On entry, the restaurant was nicely light and airy; white wood panelled walls, benches and even the ceiling along with baby blue chairs and bench cushions. Seaside charm without the ‘in your face’ factor. A few quotes scribed here and there on the walls and plenty of pictures, wine bottles and cookbooks lining other shelving areas to enhance the white space and make it feel cosy and warm rather than cold and empty. The tables are adorned with paper placemats educating you about the type of fish in the sea.

To the rear of the property is what you could call a conservatory. Having been to this venue pre-Rockfish, I know that on a clear or sunny day, the view is spectacular and you feel as if you are sitting on the edge of the sea, which of course you are. It’s a great spot for the annual speed boat race if anything. I noticed blankets for keeping warm when needed but the roaring fire that was present in the room was certainly doing a great job.

We mingled, as you do, with some local folk we have met before and some new ones. We then had the pleasure of being seated with Catherine Courtenay and Andy Cooper of Devon Life as well as Kate Haskell of ITV fame. We all had a fair few food miles between us and were looking forward to what was to come.

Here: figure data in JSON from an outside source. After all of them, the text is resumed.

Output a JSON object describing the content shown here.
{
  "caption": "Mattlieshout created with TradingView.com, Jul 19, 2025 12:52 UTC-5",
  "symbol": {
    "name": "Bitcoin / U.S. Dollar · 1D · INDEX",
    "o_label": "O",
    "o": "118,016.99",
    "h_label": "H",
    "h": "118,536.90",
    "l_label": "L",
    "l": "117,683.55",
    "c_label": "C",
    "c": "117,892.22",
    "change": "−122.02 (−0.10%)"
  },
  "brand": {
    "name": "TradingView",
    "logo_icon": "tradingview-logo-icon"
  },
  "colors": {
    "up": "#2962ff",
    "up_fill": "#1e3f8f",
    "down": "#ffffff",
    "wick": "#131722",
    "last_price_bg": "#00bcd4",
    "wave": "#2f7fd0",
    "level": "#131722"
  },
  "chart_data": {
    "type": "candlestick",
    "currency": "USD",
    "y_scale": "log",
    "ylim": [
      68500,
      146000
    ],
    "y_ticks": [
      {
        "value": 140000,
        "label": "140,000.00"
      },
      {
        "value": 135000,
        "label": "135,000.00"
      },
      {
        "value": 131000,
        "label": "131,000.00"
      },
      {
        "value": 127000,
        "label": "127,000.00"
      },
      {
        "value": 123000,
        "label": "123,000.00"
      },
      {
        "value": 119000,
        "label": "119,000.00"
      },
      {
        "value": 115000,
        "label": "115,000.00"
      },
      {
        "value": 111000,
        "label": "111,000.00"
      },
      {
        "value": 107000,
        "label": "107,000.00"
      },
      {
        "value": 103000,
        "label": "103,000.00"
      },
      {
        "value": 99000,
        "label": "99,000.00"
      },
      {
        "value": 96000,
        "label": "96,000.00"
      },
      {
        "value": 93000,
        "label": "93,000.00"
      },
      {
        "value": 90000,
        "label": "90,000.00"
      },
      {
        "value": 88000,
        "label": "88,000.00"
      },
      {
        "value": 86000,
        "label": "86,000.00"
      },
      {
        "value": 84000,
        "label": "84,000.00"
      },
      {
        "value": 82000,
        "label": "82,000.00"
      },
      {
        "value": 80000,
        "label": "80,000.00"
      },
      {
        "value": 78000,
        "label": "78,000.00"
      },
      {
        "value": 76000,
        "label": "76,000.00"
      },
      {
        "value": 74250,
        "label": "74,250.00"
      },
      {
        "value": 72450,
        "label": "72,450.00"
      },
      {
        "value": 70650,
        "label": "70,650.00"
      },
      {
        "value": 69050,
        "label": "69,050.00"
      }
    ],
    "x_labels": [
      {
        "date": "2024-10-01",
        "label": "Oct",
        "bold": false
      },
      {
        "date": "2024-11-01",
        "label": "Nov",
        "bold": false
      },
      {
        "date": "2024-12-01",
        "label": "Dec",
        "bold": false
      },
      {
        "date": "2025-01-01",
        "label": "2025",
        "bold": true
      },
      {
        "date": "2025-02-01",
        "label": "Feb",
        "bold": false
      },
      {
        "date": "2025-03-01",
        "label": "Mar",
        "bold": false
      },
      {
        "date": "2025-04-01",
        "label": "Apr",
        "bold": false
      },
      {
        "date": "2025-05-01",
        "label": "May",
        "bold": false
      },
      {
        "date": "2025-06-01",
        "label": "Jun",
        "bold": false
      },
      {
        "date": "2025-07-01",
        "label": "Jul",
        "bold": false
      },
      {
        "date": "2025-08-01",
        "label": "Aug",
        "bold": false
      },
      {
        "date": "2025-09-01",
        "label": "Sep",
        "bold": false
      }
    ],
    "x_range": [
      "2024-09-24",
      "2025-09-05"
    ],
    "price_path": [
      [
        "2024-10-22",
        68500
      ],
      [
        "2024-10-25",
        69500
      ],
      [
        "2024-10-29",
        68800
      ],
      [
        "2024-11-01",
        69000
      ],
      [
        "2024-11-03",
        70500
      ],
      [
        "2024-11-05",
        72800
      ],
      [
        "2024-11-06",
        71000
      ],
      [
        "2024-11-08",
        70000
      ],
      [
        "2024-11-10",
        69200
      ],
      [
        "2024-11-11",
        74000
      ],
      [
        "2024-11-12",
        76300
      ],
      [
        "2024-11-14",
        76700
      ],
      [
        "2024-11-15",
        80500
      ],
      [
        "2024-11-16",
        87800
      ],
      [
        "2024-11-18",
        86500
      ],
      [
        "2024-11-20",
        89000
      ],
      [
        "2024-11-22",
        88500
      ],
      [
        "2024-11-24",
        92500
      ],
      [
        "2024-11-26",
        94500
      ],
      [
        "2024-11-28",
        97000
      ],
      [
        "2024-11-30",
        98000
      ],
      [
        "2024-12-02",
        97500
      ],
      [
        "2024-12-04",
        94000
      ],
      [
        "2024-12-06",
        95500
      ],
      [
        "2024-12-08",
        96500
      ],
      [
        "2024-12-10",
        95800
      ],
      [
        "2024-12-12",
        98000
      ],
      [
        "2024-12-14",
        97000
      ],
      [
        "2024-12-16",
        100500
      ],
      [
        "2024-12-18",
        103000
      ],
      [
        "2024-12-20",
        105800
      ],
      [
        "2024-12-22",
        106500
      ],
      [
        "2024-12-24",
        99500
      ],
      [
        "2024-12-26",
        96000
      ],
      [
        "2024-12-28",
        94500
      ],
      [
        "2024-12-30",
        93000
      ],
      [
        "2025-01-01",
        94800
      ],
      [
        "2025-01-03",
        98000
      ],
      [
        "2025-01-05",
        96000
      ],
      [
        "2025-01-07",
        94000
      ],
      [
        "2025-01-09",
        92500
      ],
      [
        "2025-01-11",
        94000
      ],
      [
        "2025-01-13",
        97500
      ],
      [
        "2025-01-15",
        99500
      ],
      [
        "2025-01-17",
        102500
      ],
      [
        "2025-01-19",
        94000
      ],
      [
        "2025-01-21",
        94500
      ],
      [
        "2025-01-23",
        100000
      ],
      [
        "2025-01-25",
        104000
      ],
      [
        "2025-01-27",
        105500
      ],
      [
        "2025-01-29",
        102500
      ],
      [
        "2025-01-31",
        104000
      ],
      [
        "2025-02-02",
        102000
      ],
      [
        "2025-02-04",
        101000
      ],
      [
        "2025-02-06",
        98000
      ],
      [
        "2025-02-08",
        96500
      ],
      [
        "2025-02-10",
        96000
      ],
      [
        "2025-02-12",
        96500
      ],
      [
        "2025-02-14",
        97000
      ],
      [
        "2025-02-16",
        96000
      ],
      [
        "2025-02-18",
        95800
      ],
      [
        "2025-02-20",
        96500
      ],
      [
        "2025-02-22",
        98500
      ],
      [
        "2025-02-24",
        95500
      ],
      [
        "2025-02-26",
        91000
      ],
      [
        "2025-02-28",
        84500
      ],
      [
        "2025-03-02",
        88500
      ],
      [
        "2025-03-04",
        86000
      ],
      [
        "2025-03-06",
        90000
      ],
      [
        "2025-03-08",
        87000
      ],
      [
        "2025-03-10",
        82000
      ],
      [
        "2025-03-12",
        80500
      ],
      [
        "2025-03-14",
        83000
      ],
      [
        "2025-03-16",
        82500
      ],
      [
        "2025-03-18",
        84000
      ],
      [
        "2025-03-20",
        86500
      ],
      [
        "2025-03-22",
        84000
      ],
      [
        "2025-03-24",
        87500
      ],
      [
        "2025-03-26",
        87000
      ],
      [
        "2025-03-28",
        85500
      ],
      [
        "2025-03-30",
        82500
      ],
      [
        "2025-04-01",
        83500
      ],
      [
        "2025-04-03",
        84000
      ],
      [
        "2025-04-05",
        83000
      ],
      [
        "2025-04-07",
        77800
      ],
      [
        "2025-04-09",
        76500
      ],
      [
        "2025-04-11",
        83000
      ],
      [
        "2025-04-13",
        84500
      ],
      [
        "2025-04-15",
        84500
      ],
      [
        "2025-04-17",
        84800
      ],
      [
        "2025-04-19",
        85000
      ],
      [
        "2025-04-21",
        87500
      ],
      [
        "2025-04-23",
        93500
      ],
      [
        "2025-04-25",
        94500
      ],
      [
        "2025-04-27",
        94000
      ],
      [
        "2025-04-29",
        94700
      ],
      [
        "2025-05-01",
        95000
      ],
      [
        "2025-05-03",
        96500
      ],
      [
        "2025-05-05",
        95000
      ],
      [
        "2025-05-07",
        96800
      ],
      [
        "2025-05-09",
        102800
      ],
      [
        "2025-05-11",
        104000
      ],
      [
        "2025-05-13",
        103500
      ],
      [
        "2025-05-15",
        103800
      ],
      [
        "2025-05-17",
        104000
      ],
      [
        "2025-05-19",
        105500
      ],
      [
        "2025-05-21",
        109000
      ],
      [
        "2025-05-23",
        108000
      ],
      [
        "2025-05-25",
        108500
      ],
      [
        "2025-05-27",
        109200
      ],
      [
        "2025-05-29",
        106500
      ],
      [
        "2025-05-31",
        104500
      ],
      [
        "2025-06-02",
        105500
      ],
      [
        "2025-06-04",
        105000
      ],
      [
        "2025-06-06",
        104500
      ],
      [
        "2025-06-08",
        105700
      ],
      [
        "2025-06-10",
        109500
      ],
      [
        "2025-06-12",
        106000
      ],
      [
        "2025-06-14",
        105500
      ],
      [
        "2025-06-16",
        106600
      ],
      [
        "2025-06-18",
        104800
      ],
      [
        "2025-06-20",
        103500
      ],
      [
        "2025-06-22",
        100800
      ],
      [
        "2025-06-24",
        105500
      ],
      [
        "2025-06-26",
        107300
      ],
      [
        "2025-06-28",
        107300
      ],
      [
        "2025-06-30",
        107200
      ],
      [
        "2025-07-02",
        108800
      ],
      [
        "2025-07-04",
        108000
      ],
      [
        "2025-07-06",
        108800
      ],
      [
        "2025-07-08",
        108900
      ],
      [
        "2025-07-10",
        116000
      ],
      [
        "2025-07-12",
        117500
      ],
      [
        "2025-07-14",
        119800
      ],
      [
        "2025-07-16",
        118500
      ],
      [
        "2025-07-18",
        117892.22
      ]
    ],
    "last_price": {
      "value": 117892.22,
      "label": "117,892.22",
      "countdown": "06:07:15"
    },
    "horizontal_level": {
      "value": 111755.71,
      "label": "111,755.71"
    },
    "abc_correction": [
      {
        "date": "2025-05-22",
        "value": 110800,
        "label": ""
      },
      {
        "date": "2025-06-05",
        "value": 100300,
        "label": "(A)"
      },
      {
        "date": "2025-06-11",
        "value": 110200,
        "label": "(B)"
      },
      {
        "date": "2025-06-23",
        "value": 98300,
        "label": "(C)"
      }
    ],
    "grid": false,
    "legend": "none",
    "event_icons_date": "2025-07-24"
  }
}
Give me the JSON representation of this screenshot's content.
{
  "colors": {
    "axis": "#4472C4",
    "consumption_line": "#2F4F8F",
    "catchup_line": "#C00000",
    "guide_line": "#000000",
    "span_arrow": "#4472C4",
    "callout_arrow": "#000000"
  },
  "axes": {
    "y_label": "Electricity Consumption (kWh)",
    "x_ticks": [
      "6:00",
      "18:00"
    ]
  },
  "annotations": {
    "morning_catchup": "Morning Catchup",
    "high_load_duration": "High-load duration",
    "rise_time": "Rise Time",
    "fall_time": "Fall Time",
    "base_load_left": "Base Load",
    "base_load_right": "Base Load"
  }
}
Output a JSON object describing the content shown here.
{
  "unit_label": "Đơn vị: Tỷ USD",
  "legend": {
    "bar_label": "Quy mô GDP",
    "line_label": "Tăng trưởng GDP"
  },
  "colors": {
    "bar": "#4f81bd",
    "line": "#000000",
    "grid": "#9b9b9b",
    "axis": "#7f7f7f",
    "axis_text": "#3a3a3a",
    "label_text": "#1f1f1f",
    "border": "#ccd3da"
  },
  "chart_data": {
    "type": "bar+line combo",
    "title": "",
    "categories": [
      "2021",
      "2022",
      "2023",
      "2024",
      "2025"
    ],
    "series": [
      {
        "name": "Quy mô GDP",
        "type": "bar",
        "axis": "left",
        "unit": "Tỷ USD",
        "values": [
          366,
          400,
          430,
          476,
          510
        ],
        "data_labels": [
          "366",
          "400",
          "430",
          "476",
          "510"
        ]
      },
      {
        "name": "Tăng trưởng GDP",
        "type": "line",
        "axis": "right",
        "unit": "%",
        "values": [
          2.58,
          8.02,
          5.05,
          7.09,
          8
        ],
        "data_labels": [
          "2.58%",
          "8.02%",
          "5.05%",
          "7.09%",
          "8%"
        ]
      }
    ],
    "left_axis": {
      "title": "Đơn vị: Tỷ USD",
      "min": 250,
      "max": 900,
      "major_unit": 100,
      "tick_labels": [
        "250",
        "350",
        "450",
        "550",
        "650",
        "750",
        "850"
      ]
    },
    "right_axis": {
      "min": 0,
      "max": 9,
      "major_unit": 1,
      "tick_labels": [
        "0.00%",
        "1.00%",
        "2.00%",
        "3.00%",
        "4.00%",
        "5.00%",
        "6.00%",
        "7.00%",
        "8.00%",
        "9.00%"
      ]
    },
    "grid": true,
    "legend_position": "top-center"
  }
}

A special shorter menu was on offer to us this evening, and my eyes immediately noticed the calamari – squid, lightly coated in flour, fried crisp and served with a Singapore style chilli sauce. Another fish jumping out at me from the mains was the monkfish, grilled over charcoal and served with garlic butter.

This a very meaty fish that can be tough or stringy to eat if done wrong – a bit like the squid actually, but done right, it is beautiful. It is also a good fish for strong flavours too, such as wrapping in Parma ham or using with a curry sauce.

The squid was perfect, soft to eat, crispy coating with raw chilli and spring onion spread around, to add that much needed crunch and intense flavour, with the sauce adding sweetness should you need it.

The monkfish was a handsome beast; a huge piece served simply, covered in very garlicky garlic butter – yes chef – if it says garlic I want garlic and this didn’t disappoint. The flesh was creamy and meaty and soft, it was delicious. I saw Chris’ tartare sauce and requested a pot for adorning my chips, and I am glad I did. I was lighter than shop-bought sauces, and tangy and delicious.

Pudding was a delight too…nothing gastronomic, but I opted for the sundae with caramel sauce, chocolate brownie cake pieces and topped with popcorn. I think the clever use of ‘Mr Whippy’ ice cream is why I was so happy eating this pudding, it was a ‘childhood-memory-inducing’ dessert – I was just so happy eating it – isn’t that a good way to finish a meal?

I really do look forward to returning here en famille – we are all fish lovers and having looked at the full menu there are some great dishes on there. Coupled with an easy-going environment and the possibility of sitting seaside with the fishies – this venue has the potential for both families and couples or groups to have a great time eating out, day or night.